My Most Problematic Ulcer: Diabetic Foot Ulcer (DFU)
|March 8, 2017 by Arti Masturszo, MD, Executive Vice President of Clinical Innovation
I love treating all types of wounds, but I especially enjoy treating the complex cases that are not easy to heal. In my experience of treating patients in all sites of service, the DFU patient is one of the hardest to heal and keep healed. Peripheral neuropathy, combined with mechanical changes in the foot, raises the risk of trauma that results in high recidivism rates in this group. Once the injury occurs, microvascular dysfunction, peripheral vascular disease, poor glycemic control, impaired immunity, and malnutrition are just a few of the factors that make treating DFUs so challenging.
That is also what makes healing these patients so rewarding!
With about 50 percent of the Healogics patient population living with diabetes, and a quarter of the wounds treated at our Wound Care Centers being DFUs, it is imperative that we understand the impact DFUs can have on our patient’s quality of life. Here are some facts you may not know about Diabetic Foot Ulcers:
- Foot ulcerations are one of the most common complications affecting patients with diabetes mellitus.
- One in four diabetic individuals will develop a lower extremity ulceration, most commonly in the mid to later stages of life.

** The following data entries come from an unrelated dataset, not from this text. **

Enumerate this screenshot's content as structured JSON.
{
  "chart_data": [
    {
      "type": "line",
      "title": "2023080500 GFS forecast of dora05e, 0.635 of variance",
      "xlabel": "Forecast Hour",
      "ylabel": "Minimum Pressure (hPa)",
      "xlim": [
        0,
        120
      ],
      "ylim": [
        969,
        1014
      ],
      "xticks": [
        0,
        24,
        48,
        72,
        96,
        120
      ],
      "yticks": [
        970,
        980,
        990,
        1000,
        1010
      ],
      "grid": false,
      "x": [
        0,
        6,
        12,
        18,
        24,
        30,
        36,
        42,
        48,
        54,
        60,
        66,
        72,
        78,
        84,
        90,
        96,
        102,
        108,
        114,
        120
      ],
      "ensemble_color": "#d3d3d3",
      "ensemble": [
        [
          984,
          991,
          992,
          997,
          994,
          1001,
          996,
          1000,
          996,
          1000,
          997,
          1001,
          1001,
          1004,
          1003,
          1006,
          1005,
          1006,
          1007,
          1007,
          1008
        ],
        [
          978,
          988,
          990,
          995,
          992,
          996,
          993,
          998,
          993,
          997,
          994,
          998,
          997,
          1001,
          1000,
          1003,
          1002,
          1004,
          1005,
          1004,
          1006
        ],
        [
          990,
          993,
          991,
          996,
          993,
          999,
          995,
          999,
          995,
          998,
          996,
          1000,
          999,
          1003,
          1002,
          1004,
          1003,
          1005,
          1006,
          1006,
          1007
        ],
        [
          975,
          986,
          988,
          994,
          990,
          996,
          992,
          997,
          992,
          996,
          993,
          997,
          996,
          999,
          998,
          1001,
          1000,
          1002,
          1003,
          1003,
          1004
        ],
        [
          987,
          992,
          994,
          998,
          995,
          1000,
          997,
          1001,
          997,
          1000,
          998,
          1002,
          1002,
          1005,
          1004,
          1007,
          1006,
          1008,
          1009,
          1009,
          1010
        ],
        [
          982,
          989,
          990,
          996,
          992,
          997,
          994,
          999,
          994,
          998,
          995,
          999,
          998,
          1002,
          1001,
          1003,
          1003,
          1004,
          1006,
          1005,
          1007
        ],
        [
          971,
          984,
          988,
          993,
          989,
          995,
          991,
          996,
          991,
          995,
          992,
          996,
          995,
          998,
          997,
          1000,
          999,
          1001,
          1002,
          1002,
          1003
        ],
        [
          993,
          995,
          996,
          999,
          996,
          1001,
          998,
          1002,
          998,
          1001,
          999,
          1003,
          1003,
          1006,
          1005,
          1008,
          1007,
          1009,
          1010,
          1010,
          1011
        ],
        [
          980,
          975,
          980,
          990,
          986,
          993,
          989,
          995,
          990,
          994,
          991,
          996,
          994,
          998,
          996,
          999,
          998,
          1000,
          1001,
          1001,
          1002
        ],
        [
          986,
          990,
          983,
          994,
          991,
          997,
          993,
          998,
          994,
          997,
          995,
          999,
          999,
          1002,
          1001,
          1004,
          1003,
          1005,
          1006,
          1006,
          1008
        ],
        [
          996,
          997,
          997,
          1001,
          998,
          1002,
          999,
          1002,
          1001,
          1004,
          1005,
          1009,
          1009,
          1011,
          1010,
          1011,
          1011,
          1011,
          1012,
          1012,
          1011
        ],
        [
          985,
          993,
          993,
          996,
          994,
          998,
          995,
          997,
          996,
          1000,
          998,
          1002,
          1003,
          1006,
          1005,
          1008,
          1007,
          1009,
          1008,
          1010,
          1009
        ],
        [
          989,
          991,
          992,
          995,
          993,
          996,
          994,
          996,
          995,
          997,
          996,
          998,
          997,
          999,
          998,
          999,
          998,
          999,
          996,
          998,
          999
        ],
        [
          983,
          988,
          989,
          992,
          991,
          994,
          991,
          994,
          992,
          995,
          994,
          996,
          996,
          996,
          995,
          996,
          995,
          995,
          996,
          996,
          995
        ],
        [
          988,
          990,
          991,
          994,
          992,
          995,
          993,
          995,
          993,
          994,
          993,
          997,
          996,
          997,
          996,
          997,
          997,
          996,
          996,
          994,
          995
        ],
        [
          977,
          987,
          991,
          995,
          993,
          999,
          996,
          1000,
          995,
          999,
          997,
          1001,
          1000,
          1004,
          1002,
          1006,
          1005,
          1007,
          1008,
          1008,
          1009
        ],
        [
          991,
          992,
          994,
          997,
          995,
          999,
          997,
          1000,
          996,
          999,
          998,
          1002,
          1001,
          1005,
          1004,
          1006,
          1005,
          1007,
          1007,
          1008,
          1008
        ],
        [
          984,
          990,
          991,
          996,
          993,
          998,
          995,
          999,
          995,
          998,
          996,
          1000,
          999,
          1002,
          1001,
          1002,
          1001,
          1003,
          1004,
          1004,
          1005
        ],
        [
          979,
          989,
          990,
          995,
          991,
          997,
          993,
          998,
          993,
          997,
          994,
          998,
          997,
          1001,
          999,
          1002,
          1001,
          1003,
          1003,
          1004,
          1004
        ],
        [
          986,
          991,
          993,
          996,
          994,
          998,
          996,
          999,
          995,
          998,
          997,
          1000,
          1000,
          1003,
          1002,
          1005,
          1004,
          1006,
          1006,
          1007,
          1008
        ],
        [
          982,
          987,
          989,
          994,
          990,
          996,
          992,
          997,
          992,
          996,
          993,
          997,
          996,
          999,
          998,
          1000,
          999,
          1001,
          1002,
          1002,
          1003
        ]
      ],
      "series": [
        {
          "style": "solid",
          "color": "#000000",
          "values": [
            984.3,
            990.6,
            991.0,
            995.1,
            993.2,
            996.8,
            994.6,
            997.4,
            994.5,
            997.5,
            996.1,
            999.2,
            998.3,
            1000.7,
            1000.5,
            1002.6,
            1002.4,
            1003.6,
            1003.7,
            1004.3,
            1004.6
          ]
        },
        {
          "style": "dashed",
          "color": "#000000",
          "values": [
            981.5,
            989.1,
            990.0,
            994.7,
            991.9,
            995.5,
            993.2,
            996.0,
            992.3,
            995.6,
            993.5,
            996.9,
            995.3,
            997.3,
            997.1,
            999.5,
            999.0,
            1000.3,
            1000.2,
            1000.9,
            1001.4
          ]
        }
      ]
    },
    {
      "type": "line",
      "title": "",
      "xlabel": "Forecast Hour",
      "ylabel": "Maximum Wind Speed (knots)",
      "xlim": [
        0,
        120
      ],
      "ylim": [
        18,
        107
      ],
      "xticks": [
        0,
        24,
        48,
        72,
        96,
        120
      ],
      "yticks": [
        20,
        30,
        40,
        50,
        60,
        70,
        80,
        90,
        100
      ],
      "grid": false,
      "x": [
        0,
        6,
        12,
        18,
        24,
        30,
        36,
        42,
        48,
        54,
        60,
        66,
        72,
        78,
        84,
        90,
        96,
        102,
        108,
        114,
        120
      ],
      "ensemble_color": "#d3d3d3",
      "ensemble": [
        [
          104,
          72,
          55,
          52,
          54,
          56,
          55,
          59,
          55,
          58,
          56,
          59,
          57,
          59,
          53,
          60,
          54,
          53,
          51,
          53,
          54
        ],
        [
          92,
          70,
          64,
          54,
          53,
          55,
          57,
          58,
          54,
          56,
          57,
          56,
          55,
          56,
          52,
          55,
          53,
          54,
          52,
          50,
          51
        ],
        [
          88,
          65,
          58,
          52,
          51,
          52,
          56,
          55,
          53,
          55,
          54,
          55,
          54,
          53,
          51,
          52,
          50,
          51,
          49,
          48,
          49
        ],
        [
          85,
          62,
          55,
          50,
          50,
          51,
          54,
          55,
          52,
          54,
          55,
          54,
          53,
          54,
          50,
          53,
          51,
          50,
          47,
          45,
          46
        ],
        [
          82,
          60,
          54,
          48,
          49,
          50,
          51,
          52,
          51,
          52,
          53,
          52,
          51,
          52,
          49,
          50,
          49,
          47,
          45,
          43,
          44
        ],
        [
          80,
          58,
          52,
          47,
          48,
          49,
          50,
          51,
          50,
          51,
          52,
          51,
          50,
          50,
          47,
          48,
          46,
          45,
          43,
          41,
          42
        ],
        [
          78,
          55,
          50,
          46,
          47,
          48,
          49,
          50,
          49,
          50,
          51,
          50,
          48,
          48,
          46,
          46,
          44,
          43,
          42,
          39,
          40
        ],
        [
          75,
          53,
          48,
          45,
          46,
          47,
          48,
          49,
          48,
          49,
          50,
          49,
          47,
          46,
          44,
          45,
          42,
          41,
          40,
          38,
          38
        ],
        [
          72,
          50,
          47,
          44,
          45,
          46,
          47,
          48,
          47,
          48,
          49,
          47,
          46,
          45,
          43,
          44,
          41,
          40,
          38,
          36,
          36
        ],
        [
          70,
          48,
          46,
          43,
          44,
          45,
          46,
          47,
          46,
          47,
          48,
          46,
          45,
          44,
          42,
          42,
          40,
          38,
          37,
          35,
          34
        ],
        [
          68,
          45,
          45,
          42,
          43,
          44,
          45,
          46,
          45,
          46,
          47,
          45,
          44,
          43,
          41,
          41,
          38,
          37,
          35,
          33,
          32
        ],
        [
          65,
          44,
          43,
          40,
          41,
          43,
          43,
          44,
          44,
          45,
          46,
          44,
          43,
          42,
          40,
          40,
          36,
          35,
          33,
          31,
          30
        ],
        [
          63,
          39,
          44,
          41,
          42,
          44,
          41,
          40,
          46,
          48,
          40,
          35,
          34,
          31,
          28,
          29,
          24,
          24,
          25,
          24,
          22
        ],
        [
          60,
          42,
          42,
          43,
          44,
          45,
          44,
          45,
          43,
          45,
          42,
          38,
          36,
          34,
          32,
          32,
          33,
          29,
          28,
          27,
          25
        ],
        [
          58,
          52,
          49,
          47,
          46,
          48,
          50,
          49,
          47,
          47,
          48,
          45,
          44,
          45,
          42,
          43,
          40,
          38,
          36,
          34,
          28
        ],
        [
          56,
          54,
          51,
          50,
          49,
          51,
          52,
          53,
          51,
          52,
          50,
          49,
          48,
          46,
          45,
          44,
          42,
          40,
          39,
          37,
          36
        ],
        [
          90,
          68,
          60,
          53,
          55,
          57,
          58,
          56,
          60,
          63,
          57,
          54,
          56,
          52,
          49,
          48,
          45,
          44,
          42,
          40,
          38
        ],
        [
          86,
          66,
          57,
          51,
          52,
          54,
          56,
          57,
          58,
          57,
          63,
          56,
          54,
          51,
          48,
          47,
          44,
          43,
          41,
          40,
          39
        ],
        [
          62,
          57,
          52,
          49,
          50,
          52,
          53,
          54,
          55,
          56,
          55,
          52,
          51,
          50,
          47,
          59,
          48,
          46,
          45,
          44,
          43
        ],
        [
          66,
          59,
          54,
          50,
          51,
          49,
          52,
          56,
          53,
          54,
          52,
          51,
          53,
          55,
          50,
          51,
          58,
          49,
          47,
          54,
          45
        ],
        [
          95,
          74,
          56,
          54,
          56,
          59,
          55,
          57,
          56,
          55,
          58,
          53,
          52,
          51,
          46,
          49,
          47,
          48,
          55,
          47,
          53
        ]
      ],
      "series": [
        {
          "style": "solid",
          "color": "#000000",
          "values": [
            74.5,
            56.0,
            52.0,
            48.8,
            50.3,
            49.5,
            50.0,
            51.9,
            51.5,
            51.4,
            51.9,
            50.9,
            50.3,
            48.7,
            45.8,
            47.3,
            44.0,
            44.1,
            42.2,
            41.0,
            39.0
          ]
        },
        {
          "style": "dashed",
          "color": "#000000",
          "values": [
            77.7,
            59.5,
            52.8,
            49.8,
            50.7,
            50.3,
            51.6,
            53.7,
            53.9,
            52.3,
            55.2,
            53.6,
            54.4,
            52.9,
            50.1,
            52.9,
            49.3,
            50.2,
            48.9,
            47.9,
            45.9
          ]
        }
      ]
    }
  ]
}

- Roughly 85 percent of lower limb amputations in this patient population are preceded by an unhealed ulceration.
- It’s estimated that nearly 80,000 lower extremity amputations are performed each year in the United States on diabetic individuals, with an associated two–year treatment cost of more than $90,000 per person.
- The five–year mortality after amputation for this group has been reported at nearly 45 percent.
One especially memorable case was a 70 year-old patient seeking a third opinion after being told that he needed a below-knee amputation (BKA) for a Wagner grade IV DFU. As the primary caregiver for his wife with Alzheimer’s, he was concerned that a BKA at his age was going impact not only his mobility but also his ability to care for her.
Unfortunately, he did not have enough tissue to primarily close with a transmetatarsal amputation (TMA). To avoid leg amputation, we performed an open TMA on a Friday and discharged him on Monday. He underwent 20 HBOT sessions and was seen weekly in the wound center for serial debridement including excision of any residual exposed bone. A dermal scaffold along with vacuum assisted closure was used to achieve homogeneous tissue coverage. At this time, he underwent a split-thickness skin graft followed by 10 HBOT. He made a full wound recovery and was discharged with a walkable leg rather than a BKA. Even years later, he still drops off Holiday treats for the wound center staff to express his appreciation.
Because the DFU patient typically has more than two chronic medical conditions, successful treatment to closure and avoidance of recidivism requires an aggressive, multidisciplinary approach. Understanding and bringing forward information on advanced wound care modalities, especially to patients living with diabetes and their treating physicians, helps us to continue to heal as many people as we can, everywhere we can, by the best means available.
- Sen, Chandan K., Gayle M. Gordillo, Sashwati Roy, Robert Kirsner, and Lynn Lambert. "Human Skin Wounds: A Major and Snowballing Threat to Public Health and the Economy." Wound Repair Regen. 17, no. 6 (2009): 763-71
- Pecoraro RE, Reiber GE, Burgess EM. Pathways to diabetic limb amputation. Basis for prevention. Diabetes Care. 1990;13:513–21
- Robbins JM, Strauss G, Aron D, Long J, Kuba J, Kaplan Y. Mortality Rates and Diabetic Foot Ulcers. Journal of the American Podiatric Medical Association2008 November 1, 2008;98(6):489‐93.
- Prim Care Companion J ClinPsychiatry. 2007; 9(4): 303–308 “Reactions to Amputation: Recognition and Treatment”
- J Bone Joint Surg Am. 2007 Aug;89(8):1685-92. “Health-care costs associated with amputation or reconstruction of a limb-threatening injury.”